Tiyatro :  Anadolu’nun en eski tiyatrosudur.  Foça girişinde sol tarafta ve üzerinde değirmenlerin bulunduğu tepenin yamaçlarında yer alıyordu. Tiyatro  İÖ 340-330 yılları arasında yapıldığı saptandı.  Tiyatronun yapımı sırasında Foça’nın yerel taşı olan tüf taşının kullanıldığı biliniyor. Daha önceleri yeri bilinmeyen tiyatro 1991 yılında  yapılan kazılar sırasında,  tiyatroya ait dört sıra oturma basamağı ve tiyatroyu çevreleyen duvarların bir kısmı ortaya çıkarılmıştır.  
Arkaik Duvar  :  Foça'nın Arkaik dönemde 5 km. uzunluğunda surlara sahipti.  Heredot yazılarında bu duvarlardan sıkça bahsettiği için Heredot Duvarı olarak anılmaktadır. Bu duvarlar belli belirsiz olarak bazı yerlerde seçilmektedir. Surun üzerinde duvara çarptığı için ucu kırkılmış ok uçlarına ait kalıntılara rastlandı.
Mozaikler: Son dönemdeki kazılarda ortaya çıkartılan ve İ.S.5-4 yüzyıllara ait olan Roma dönemi villasının taban mozaikleri kısmen restore edildikten sonra İzmir Arkeoloji Müzesinde sergilenmeye başlandı.
Şehir surları (Kale duvarı)  :   Antik çağlarda kentin doğusundaki tepelerden başlayan surlar  deniz kıyısına kadar uzanmaktaydı. İlk yapıldıklarında harç kullanılmayan surlar, Roma döneminde kireç,Venedik zamanında kireç taşı ve kum, Osmanlı zamanındaki restorasyon sırasında ise tuğla parçaları kullanılarak güçlendirilmişti.
Su Kemerleri :  Antik Phokai şehrine su getirmek amacıyla yapılmış olan su kemerlerine günümüz Foça yerleşimin içerisinde ve  şehri çevreleyen tepelerin yamaçlarında rastlanır.
Kybele kutsal alanı : Kentin çevreleyen surların kenarında Kybele ile özleştirilmiş küçük bir kutsal alan bulunur. İÖ 580 yılında oluşturulduğu düşünülen  bu alanda nişler içerisinde Kybele heykelleri yer alıyordu. Deniz kıyısında olması,  deniz yoluyla şehre gelenlerin ana tanrıçaya tapınmaları için kolaylık sağlıyordu.  Günümüzde surların tamir ve bakımı  devam ettiğinden küçük bir alanda kalmış olan bu kutsal alanın restorasyonun tamamlanmasından sonra daha belirgin olarak karşımıza çıkacaktır.

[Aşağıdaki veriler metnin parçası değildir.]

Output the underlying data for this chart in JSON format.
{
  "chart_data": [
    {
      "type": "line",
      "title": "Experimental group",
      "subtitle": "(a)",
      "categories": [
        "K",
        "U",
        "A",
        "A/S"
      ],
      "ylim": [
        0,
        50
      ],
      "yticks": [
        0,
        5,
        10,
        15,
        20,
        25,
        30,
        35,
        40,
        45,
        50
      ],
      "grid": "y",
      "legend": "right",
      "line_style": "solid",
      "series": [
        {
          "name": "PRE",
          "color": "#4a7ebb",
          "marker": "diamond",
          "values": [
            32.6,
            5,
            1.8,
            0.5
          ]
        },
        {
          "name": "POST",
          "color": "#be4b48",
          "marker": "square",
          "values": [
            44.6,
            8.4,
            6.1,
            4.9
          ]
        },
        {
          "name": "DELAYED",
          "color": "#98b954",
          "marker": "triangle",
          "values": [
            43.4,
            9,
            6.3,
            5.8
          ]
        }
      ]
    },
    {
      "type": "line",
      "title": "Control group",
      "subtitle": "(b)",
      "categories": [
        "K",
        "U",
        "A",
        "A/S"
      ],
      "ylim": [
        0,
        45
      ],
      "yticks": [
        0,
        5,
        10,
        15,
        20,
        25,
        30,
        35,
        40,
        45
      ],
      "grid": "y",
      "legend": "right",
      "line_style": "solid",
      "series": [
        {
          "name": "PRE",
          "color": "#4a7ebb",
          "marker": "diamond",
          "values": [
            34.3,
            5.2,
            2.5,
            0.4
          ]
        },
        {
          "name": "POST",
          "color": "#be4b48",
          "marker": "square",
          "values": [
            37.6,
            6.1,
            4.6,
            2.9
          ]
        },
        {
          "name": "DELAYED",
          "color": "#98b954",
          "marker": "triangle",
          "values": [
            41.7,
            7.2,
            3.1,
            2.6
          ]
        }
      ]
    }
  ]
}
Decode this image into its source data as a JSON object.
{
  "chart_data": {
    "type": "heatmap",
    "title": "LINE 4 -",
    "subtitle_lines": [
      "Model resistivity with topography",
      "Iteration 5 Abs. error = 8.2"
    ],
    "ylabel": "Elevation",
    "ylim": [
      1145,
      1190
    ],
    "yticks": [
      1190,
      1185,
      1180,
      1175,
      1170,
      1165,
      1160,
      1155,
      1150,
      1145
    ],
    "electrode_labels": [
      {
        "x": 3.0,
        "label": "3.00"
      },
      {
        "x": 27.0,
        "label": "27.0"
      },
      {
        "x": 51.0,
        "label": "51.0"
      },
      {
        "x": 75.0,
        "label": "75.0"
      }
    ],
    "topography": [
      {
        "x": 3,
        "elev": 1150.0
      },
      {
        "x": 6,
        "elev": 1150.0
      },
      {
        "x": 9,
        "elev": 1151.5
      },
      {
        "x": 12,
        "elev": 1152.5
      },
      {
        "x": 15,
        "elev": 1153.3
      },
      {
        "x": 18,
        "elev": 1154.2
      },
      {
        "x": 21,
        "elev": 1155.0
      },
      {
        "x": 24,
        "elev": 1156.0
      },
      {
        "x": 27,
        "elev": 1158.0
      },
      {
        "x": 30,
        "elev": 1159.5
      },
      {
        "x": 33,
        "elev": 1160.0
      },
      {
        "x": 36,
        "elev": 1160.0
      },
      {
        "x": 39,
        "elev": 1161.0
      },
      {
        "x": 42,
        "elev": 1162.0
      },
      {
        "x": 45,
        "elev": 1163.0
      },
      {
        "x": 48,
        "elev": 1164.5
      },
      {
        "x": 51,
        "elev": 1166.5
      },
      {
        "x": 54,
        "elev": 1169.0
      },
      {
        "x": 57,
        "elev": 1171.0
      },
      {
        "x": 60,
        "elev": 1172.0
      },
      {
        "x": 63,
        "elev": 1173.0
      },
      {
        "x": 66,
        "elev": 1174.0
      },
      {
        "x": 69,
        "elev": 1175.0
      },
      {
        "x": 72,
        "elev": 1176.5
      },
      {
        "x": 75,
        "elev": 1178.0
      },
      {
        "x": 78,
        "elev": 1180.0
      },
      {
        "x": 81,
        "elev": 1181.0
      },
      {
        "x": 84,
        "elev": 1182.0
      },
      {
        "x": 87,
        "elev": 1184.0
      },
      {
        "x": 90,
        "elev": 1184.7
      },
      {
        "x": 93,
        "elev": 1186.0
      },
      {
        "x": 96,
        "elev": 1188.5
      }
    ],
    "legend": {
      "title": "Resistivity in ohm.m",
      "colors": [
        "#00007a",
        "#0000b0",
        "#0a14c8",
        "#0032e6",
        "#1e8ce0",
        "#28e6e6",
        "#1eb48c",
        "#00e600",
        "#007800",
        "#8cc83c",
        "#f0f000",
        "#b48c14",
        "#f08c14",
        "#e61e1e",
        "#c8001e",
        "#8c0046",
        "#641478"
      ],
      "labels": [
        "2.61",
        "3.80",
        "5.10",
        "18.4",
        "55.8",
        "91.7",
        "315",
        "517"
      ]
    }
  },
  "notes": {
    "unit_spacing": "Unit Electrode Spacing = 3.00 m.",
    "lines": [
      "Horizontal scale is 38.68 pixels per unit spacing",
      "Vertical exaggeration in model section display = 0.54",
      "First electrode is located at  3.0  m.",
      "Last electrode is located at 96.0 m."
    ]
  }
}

Yel değirmenleri ve ana tanrıça kutsal alanı : 18.ve 19.yy’da yapılmış olan üç adet yer değirmenlerinin bulunduğu alanın civarında bereket tanrıça Kybele’ye atanmış bir ibadet alanı daha bulunuyordu. Bu alana güney batısında kayalara oyulmuş bir merdiven ile ulaşılıyordu. Ayrıca bu çevrede  bin beş yüz kadar adak nişi bulunduğu da biliniyor.
Şeytan Hamamı: Kayalar oyularak yapılmış iki odalı bir aile mezarıdır.  Pers döneminden kaldığı düşünülmektedir.
Ayrıca Foça içersinde muhtelif alanlarda, kazı evinin ve lisenin bahçesinde  antik Phokai kentine  ve özellikle Athena Tapınağına ait sütunları, sütun başlıklarını ve bunlara ait kaideleri  görmek mümkün.